CO2 laser-induced pulsating regression behavior of GAP at sub-atmospheric pressures

• Published in: Combustion and flame Vol. 124; no. 4; pp. 611 - 623
• Main Authors: SAITO, Takeo, SHIMODA, Masataka, TSUYUKI, Tsuyoshi, IWAMA, Akira
• Format: Journal Article
• Language: English
• Published: New York, NY Elsevier Science 01.03.2001
• Subjects: Applied sciences; Combustion. Flame; Energy; Energy. Thermal use of fuels; Exact sciences and technology; Miscellaneous; Theoretical studies. Data and constants. Metering; Temperature measurement; Pyrolysis; Cyclic ether polymer; laser; Thermal decomposition; Solid propellant; Combustion; Laser irradiation; CO
• ISSN: 0010-2180; 1556-2921
• DOI: 10.1016/S0010-2180(00)00233-9

Linear pyrolysis of glycidyl azide polymer (GAP) by CO2 laser heating was studied experimentally in argon, nitrogen, or oxygen at subatmospheric pressures with laser heat fluxes of 1 to 20 W/sq cm.
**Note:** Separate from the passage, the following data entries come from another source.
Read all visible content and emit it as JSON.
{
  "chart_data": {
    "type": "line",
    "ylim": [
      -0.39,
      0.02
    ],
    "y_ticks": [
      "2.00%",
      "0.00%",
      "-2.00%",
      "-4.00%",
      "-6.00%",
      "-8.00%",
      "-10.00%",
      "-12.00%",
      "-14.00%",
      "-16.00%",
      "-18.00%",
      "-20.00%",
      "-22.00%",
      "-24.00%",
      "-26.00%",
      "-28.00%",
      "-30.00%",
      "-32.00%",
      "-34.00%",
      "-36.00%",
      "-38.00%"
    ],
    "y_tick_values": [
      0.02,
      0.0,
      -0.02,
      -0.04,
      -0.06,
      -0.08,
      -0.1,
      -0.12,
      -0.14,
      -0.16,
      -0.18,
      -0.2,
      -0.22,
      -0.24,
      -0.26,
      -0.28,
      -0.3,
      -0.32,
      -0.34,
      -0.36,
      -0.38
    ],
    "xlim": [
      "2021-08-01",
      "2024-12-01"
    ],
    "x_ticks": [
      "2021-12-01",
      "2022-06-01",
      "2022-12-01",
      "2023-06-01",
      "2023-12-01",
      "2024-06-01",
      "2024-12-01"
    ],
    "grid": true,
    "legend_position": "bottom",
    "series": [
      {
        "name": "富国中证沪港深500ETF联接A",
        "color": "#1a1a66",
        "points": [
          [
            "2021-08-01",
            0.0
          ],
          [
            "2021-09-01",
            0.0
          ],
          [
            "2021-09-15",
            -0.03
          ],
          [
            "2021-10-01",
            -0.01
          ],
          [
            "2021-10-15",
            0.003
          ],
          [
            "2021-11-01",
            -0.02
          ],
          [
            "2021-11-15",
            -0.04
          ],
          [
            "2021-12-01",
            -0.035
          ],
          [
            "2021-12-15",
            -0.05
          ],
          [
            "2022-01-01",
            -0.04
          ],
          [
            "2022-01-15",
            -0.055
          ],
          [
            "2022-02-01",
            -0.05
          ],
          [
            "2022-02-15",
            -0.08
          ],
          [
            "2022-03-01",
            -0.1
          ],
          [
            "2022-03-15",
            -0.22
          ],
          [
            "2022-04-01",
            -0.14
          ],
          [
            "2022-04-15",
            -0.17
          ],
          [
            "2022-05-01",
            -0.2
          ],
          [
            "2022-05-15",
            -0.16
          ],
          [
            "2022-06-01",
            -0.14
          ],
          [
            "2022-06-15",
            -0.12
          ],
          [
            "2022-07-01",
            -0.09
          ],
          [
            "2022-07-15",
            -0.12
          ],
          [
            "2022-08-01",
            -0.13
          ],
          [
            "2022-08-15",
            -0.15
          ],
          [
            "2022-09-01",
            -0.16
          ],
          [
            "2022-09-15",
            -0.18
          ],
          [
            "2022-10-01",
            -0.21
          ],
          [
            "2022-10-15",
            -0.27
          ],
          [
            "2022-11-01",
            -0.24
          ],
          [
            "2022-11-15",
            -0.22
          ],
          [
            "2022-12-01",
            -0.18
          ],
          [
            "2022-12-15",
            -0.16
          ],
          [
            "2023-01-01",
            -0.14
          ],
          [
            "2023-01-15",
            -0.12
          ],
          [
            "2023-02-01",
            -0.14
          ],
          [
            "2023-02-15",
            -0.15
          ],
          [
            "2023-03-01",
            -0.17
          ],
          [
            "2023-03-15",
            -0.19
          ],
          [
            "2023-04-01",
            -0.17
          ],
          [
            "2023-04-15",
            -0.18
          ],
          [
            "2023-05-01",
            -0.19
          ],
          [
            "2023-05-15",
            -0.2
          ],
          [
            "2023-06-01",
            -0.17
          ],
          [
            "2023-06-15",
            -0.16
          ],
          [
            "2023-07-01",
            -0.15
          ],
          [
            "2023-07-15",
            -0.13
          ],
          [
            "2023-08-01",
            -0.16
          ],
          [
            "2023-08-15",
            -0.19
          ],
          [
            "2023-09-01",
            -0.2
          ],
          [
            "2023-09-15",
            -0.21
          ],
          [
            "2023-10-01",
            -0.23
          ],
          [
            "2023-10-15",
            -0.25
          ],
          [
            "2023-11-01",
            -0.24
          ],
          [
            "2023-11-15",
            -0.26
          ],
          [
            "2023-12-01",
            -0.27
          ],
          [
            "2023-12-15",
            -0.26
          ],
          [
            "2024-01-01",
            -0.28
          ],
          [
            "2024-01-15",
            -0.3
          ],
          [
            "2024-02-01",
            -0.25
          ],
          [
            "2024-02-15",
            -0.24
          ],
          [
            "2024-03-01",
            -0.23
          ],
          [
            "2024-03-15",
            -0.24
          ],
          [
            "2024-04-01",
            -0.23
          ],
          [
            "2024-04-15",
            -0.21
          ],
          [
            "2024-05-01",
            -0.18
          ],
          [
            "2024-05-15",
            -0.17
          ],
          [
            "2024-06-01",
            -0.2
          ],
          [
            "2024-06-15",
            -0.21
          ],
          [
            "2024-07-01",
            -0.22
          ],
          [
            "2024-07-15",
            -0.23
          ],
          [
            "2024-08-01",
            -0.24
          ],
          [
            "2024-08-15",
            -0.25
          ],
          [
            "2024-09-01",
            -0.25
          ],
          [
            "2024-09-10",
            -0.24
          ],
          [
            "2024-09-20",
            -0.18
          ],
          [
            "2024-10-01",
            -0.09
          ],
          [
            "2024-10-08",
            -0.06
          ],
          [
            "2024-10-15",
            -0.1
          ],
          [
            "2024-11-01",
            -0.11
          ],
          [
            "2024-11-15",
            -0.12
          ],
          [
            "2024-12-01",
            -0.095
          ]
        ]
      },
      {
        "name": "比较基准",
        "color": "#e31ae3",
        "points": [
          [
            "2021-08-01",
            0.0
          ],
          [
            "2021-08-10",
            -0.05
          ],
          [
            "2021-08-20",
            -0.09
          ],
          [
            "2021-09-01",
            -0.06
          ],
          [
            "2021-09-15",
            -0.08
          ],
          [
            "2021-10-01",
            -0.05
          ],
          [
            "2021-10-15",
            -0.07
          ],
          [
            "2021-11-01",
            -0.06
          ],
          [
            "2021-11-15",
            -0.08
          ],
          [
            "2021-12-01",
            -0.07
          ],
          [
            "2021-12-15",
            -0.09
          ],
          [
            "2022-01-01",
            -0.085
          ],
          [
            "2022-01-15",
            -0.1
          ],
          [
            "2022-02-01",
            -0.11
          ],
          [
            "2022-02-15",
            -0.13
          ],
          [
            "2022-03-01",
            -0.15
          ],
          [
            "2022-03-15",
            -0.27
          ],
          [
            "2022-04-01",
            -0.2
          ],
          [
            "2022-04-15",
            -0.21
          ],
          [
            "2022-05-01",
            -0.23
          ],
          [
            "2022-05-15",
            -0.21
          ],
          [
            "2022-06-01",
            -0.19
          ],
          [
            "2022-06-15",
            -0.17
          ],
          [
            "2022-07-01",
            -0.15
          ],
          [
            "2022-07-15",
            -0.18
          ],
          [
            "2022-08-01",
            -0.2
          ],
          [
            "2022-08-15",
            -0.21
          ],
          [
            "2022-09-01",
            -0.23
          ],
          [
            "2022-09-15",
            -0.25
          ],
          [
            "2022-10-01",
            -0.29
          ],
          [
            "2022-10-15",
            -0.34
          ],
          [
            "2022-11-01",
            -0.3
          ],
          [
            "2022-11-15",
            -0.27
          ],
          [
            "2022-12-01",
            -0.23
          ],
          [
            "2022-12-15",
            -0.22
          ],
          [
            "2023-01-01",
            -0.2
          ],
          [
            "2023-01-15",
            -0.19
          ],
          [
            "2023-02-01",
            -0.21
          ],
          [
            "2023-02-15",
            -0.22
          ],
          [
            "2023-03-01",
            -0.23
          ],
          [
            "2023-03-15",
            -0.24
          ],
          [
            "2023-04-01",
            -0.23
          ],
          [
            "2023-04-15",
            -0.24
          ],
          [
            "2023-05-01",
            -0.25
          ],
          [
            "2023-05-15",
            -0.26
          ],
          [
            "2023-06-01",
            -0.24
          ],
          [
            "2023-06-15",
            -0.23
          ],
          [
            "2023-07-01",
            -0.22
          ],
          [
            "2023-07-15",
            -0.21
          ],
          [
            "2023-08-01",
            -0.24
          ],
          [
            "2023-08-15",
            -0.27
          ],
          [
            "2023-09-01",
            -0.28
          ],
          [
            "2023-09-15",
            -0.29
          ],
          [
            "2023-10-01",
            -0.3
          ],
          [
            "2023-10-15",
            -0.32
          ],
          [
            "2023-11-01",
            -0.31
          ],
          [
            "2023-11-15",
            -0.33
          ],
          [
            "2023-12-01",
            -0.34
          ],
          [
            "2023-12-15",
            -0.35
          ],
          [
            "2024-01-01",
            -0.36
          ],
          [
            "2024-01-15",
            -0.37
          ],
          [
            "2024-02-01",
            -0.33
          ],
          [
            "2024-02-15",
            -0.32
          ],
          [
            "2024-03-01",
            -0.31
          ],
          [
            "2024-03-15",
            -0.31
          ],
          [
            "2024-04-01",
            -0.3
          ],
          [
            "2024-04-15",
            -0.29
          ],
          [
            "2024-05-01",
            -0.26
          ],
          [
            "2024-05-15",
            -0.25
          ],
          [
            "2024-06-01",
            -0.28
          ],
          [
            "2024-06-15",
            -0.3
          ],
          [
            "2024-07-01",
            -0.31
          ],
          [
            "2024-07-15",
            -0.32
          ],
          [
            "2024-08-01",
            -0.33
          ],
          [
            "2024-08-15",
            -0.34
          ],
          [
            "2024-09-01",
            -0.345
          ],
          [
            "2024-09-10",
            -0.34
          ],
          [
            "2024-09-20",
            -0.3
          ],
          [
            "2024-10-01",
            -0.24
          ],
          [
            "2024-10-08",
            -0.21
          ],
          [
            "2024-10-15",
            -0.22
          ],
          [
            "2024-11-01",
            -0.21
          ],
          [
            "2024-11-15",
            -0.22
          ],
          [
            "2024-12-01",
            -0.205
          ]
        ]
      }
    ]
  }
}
Surface temperature variations were measured by fine chromel-alumel thermocouples pressed onto the sample surface, and pulsating regression caused by an abrupt exothermic decomposition was observed. The behavior is very similar to the chuffing phenomenon. The momentary exothermic decomposition reaction was accompanied by the evolution of N2 resulting mainly from breaking of the azide bond. The surface temperature in one cycle is characterized by three critical temperatures: liquefying, abrupt thermal decomposition threshold, and maximum surface temperatures. Maximum surface temperatures are 700 to 800 K, which are equivalent to the surface temperature observed during self-sustained combustion controlled chiefly by exothermic reaction at the decomposition surface. As the surface heat flux increases, the period of the pulsating regression decreases, being only slightly dependent on the ambient gas. If the period becomes shorter than the characteristic time of GAP, then the pulsating regression will transition into steady regression assisted by laser irradiation. (Author)